Mateusz z ekipy Legimi poleca kilka książek kryminalnych, idealnych na polski tydzień!
Myślę, że każdy z was ma świadomość, że kryminały to
mój główny gatunek, w którym najlepiej się odnajduję. Moje polecenia mniej więcej
już znacie, a jeżeli ominął was wpis z poleceniami co czytać, to zostawiam
tutaj link. Dodatkowo we wrześniu codziennie na Instagramie @ruderecenzuje znajdziecie kolejne polecenia, ale wszystkie już sprawdzone osobiście.

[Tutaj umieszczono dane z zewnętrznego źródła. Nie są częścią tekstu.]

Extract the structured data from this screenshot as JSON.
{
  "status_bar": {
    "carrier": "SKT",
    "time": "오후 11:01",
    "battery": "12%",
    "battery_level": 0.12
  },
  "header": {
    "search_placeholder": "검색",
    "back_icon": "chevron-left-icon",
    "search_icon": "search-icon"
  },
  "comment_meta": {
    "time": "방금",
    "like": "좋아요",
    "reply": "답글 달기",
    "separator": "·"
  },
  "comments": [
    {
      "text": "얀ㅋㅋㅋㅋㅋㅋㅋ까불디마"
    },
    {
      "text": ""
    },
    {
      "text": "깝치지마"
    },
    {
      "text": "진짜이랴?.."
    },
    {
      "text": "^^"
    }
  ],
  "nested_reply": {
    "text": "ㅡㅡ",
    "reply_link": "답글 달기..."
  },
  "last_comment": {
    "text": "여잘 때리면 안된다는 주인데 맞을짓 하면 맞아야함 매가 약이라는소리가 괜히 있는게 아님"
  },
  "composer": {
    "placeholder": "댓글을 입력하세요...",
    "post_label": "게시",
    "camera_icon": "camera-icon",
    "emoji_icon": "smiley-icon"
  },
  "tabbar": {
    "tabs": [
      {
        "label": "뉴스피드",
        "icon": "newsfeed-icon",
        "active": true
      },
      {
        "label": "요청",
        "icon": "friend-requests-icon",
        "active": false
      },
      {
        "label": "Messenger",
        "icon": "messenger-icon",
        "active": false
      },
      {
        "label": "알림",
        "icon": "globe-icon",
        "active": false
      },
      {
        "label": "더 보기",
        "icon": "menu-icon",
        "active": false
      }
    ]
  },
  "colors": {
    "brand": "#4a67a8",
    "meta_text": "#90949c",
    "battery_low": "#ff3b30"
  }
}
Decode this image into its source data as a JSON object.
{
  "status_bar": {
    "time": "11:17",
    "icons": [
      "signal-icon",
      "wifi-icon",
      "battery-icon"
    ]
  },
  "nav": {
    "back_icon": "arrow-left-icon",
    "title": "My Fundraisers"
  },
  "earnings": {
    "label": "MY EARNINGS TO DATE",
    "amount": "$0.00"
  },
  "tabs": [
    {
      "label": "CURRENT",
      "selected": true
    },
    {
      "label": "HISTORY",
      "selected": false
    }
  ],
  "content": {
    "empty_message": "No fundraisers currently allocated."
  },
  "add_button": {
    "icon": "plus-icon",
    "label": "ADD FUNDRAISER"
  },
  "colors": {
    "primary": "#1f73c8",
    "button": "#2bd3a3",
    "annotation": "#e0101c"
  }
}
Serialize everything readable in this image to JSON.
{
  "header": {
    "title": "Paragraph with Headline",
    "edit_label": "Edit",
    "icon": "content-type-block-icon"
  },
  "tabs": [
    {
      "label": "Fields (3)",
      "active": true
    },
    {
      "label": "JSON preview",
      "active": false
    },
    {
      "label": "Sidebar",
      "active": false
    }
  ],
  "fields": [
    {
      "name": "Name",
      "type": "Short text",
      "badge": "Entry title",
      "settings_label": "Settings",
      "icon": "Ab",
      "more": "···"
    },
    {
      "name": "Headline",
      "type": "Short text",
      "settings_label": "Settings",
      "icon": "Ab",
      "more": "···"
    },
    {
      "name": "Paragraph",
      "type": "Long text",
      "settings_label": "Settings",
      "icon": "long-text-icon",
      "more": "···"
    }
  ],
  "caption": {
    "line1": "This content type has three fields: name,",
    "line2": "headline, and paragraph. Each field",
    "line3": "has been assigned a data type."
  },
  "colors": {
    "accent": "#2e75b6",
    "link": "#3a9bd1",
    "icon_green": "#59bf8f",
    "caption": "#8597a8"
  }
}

Pomyślałam, że ciekawym urozmaiceniem całej akcji
będzie polecenie kryminałów przez kogoś, kto nie do końca odnajduje się w tym
gatunku i przede wszystkim nieczęsto wybiera takie książki do czytania. Z
pomocą przyszedł mi Mateusz z Legimi, który chętnie podzielił się z wami swoimi
wyborami na polski tydzień.
Każdego dni w Szwecji pojawia się jeden nowy
kryminał. Co tydzień w Polsce wydawcy proponują kilka/kilkanaście nowych
tytułów, które krzyczą do nas i wołają o uwagę. Nie jest łatwo odnaleźć się w
tym natłoku, a są przecież książki, które powinny zostać docenione.
Nasi autorzy kryminałów nie powinni się niczego
wstydzić względem kolegów i koleżanek po fachu z innych krajów. Mamy świetne
pisarki, znakomitych autorów, rewelacyjne serie i sporo takich książek, których
nie sposób w łatwy sposób sklasyfikować, a wnoszą coś nowego i ożywczego.
Zaczynam od mocnego uderzenia, książek które w
ostatnim czasie zrobiły na mnie największe wrażenie – cyklu o Gabrielu Brysiu.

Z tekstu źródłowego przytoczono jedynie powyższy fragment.